I'm a new user so I cannot respond directly to this post here.
I'm confused about the answers to the question, namely that MAX-2-XOR-SAT is in $P$ iff each clause is of the form $(x_i \oplus \neg x_j)$ (or is it $(x_i \oplus x_j)$? There were two different answers). Couldn't you make a simple substitution $\neg x_i \rightarrow y_i$ such that this is always the case, so that you can get the special case always? For example, you could convert, $(x_1 \oplus \neg x_2) \wedge (x_1 \oplus x_3)$, to $(x_1 \oplus y_2) \wedge (x_1 \oplus x_3)$.
Forgive me if there is something obvious I am missing...I'm new to this field.

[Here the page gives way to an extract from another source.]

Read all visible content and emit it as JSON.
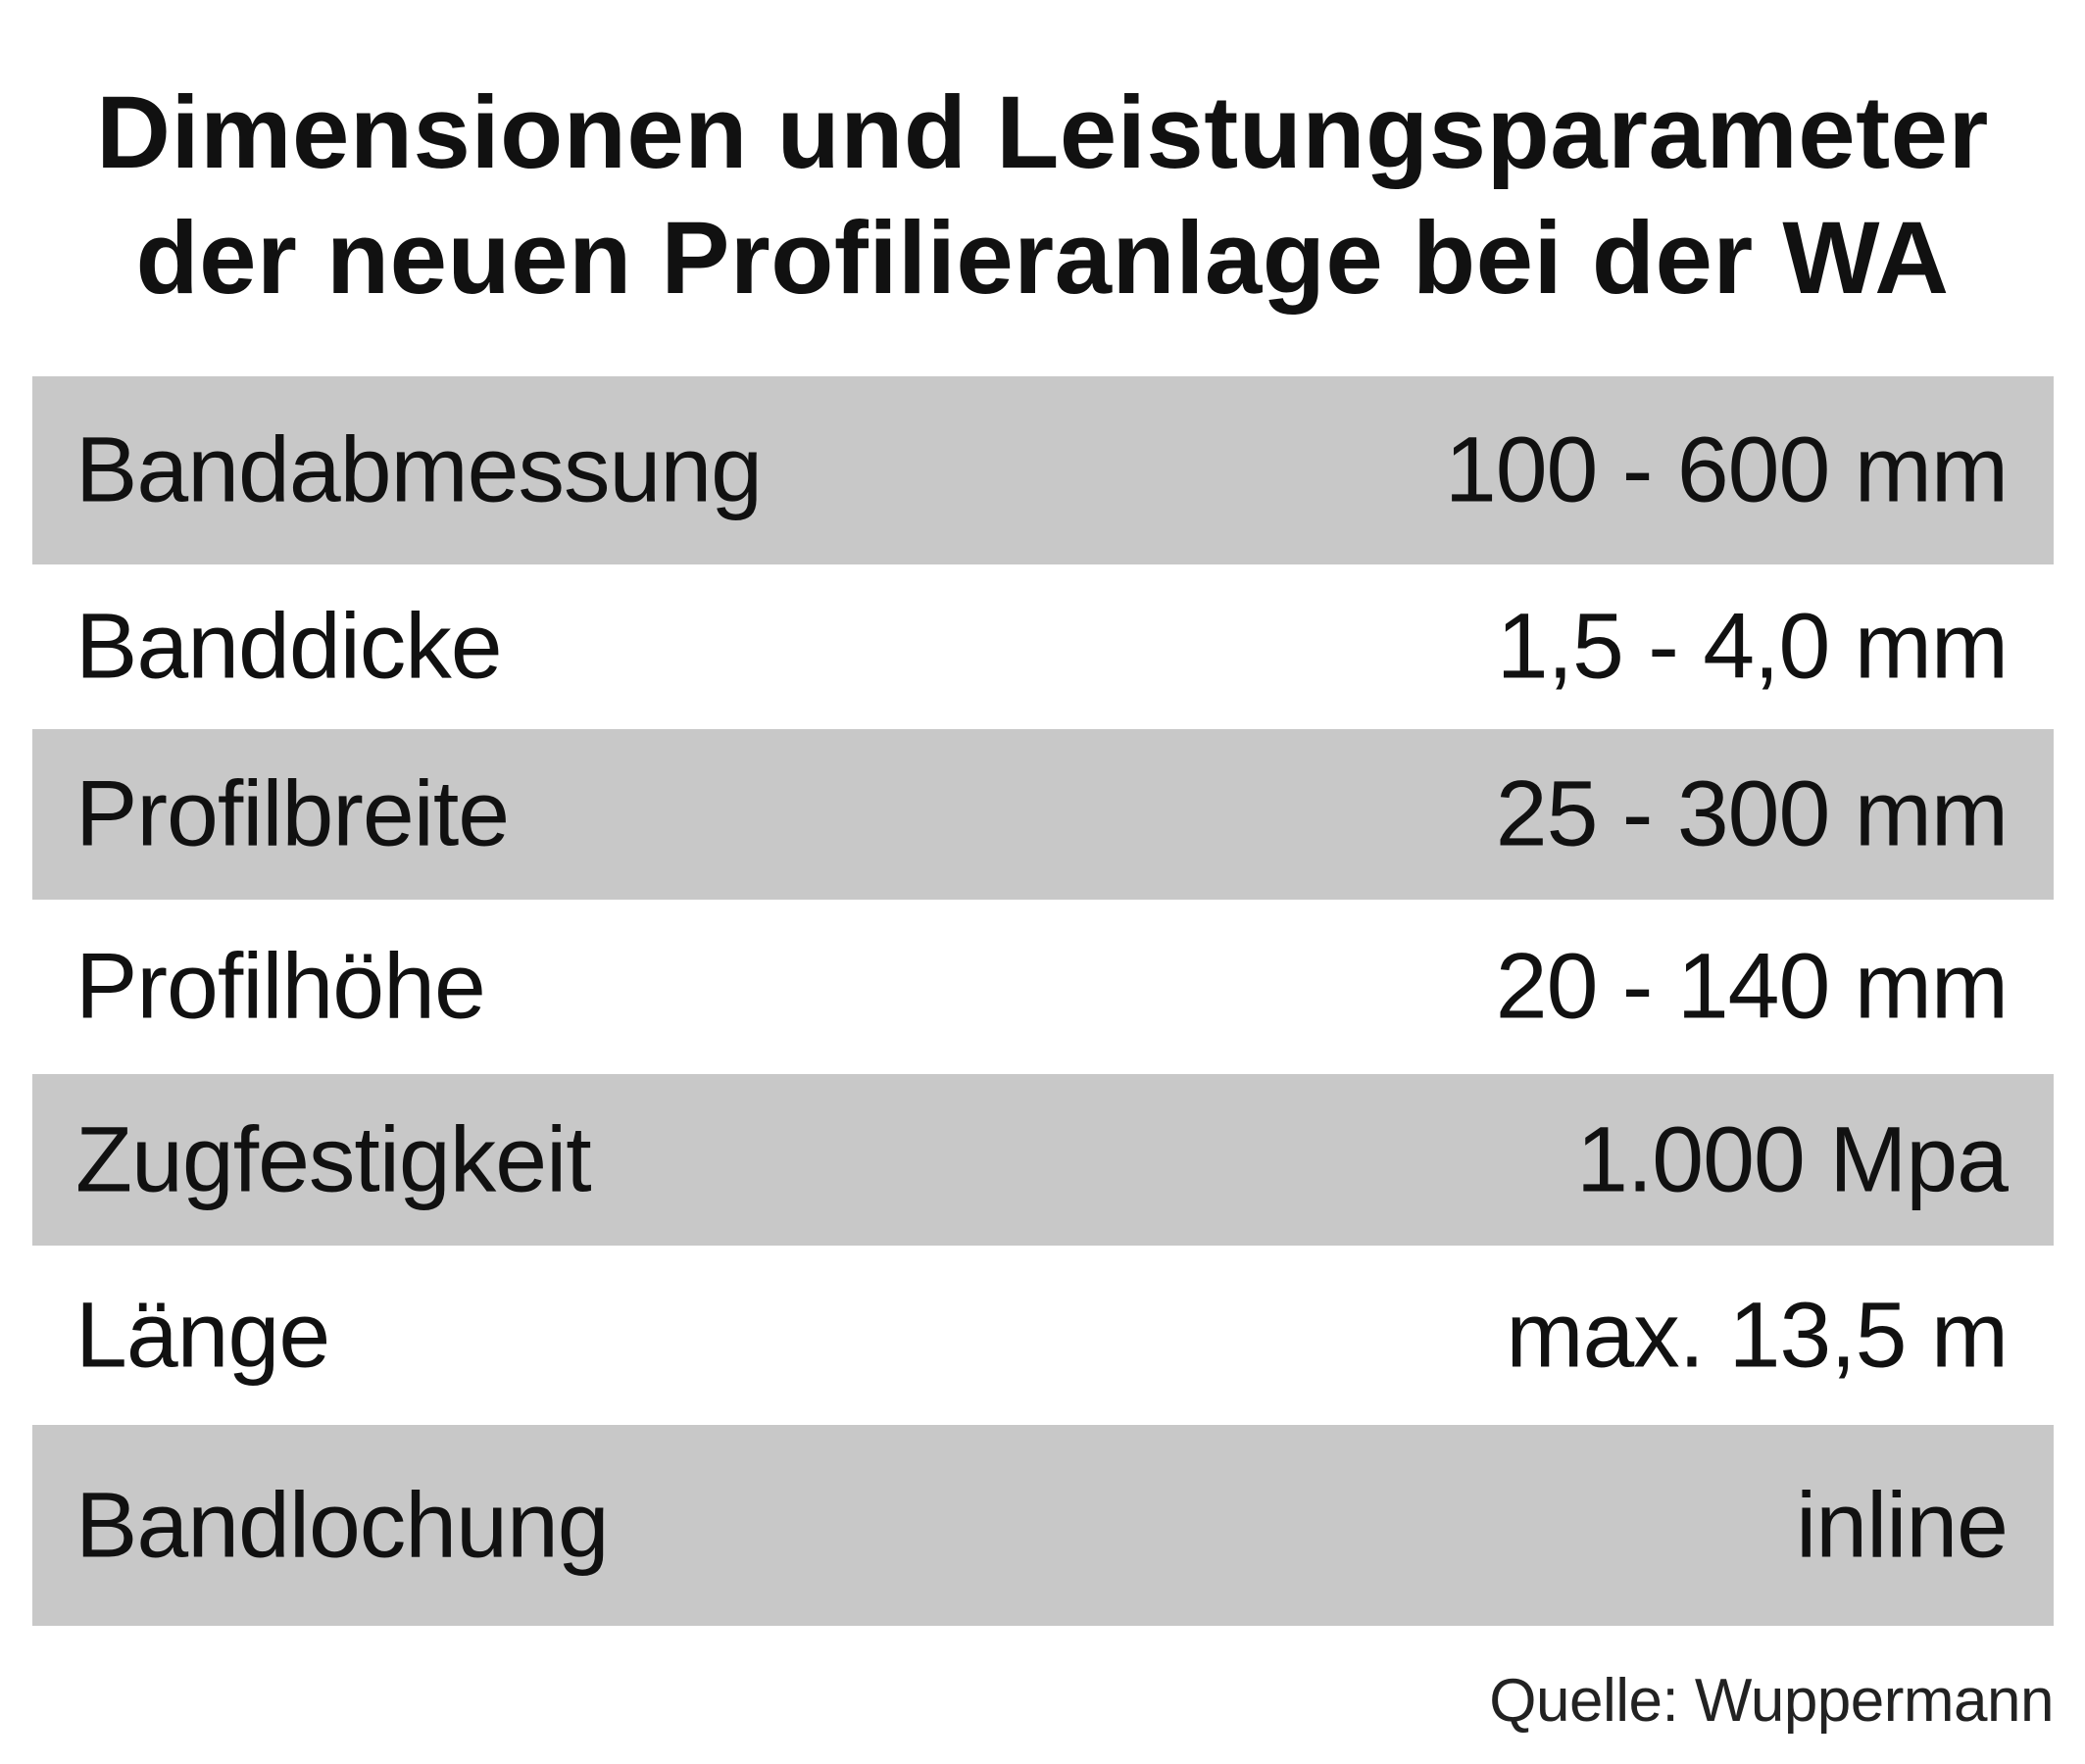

To clear up confusion, I'm asking if a substitution is made for all clauses with a matching variable. Take for example,
$$(x_1 \oplus x_2) \land (\neg x_1) \land (x_1 \oplus \neg x_3)$$
By substituting $\neg x_3 \rightarrow y_3$ we get:
$$(x_1 \oplus x_2) \land (\neg x_1) \land (x_1 \oplus y_3)$$
Where each 2-clause is of the form $(x_i \oplus x_j)$. It seems that in this case it still remains in $P$. Which raises a new question, how do single clauses affect the complexity of the solution?